Hadoop cluster planning

Edit online

In a Hadoop cluster that runs the HDFS protocol, a node can be a DFS client, a NameNode, or a DataNode, or all of them. The Hadoop cluster might contain nodes that are all part of an IBM Storage® Scale cluster or where only some of the nodes belong to the IBM Storage Scale cluster.

NameNode

You can specify a single NameNode or multiple NameNodes to protect against a single point of failure in the cluster. For more information, see High availability configuration. The NameNode must be a part of an IBM Storage Scale cluster and must have a robust configuration to reduce the chances of a single-node failure. The NameNode is defined by setting the fs.defaultFS parameter to the hostname of the NameNode in the core-site.xml file.

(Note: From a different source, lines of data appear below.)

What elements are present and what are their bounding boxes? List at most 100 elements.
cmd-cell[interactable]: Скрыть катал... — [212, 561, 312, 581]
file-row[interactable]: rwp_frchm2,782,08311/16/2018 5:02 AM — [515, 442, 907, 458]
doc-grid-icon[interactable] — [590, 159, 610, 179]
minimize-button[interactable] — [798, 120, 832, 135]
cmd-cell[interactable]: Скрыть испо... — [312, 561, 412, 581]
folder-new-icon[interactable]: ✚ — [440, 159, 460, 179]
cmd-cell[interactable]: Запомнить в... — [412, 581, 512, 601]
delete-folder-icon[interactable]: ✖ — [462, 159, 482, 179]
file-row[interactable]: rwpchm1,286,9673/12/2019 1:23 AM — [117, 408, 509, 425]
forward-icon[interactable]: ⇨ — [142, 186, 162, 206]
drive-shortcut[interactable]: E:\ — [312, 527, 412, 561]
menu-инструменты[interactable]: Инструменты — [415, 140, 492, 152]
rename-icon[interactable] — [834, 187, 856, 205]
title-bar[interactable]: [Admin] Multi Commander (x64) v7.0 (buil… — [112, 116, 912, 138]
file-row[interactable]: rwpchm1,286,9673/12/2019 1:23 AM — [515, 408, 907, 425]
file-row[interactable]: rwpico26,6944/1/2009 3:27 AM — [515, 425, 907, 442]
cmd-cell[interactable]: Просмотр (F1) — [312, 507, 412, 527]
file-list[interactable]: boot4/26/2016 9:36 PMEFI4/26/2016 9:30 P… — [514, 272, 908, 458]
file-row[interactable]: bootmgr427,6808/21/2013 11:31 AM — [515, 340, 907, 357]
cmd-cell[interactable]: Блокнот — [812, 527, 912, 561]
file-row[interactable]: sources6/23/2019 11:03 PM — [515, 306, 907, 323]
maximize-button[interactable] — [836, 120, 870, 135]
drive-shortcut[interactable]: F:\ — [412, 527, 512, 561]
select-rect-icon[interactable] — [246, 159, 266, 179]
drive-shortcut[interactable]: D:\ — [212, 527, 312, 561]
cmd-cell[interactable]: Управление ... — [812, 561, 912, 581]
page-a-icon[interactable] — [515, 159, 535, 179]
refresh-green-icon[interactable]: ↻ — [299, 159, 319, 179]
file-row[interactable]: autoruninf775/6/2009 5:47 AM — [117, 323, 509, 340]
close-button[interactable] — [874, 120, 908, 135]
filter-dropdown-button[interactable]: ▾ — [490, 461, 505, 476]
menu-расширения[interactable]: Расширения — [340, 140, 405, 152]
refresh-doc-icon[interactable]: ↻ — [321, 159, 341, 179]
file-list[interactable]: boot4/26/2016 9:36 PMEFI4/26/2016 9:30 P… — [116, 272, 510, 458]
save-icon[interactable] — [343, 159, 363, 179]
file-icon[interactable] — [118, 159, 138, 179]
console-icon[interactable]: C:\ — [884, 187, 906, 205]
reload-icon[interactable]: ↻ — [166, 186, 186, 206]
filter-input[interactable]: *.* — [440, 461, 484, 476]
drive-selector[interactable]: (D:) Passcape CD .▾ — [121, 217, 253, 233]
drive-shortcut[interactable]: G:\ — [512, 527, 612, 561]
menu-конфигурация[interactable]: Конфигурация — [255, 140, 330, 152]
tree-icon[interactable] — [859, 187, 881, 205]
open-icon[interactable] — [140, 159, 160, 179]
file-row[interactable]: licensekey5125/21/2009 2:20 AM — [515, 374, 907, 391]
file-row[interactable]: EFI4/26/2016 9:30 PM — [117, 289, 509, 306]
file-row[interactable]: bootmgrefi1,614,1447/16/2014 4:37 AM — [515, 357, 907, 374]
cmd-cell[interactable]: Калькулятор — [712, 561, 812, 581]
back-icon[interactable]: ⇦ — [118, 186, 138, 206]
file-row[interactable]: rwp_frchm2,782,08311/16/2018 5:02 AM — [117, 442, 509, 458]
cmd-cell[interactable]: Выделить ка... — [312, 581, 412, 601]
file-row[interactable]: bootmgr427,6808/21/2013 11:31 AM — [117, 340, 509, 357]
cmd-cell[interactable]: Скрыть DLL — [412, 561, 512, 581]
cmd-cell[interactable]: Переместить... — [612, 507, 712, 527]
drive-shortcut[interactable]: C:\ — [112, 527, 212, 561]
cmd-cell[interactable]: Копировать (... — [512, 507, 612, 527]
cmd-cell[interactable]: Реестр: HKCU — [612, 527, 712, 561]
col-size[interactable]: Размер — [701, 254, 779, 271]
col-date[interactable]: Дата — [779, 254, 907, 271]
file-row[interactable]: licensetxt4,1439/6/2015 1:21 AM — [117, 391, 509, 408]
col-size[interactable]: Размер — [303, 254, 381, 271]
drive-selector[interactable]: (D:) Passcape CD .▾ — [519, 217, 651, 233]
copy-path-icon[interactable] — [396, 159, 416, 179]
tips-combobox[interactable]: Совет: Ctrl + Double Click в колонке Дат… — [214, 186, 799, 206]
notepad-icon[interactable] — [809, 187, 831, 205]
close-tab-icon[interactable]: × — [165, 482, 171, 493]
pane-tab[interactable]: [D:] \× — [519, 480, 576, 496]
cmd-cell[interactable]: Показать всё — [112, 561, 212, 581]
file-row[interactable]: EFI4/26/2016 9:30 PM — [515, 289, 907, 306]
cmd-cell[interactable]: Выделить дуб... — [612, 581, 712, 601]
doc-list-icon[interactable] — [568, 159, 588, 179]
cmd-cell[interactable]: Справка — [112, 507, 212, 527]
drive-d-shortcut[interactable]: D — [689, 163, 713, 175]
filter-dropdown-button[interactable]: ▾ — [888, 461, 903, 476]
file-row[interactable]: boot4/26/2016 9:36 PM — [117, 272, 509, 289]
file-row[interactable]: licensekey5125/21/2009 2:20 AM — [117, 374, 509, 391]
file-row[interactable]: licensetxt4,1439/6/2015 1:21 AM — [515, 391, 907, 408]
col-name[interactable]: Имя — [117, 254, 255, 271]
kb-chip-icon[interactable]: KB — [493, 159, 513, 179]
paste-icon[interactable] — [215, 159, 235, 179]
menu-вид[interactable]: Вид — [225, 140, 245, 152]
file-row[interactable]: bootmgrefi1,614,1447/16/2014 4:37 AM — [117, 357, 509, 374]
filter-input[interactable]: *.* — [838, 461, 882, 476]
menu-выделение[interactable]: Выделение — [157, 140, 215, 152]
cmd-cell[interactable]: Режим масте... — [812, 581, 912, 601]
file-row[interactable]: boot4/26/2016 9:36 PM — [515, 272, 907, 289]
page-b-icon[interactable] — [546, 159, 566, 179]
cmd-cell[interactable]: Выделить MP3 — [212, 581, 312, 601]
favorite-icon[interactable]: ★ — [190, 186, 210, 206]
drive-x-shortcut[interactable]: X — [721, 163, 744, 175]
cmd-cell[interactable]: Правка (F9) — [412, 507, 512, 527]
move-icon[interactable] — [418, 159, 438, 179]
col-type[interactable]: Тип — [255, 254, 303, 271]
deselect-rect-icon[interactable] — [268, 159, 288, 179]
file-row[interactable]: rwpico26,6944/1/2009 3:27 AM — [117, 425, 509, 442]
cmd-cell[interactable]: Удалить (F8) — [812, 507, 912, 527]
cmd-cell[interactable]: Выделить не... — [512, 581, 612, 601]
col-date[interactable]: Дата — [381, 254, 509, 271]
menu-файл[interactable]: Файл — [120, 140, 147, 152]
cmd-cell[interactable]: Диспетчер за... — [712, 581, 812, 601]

Note: The Secondary NameNode in native HDFS is not needed for HDFS Transparency because the HDFS Transparency NameNode is stateless and does not maintain an FSImage like state information.

DataNode

You can specify multiple DataNodes in a cluster. The DataNodes must be a part of an IBM Storage Scale cluster. The DataNodes are specified by listing their hostnames in the workers configuration file.

DFS client

The DFS client can be a part of an IBM Storage Scale cluster. When the DFS client is a part of an IBM Storage Scale cluster, it can read data from IBM Storage Scale through an RPC or use the short-circuit mode. Otherwise, the DFS client can access data from IBM Storage Scale only through an RPC. You can specify the NameNode address in DFS client configuration so that DFS client can communicate with the appropriate NameNode service.

In a production cluster, it is recommended to configure NameNode HA: one active NameNode and one standby NameNode. Active NameNode and standby NameNode must be located in two different nodes. For a small test or a POC cluster, such as 2-node or 3-node cluster, you can configure one node as NameNode and DataNode. However, in a production cluster, it is not recommended to configure the same node as both NameNode and DataNode.

The purpose of cluster planning is to define the node roles: Hadoop node, HDFS transparency node, and GPFS™ node.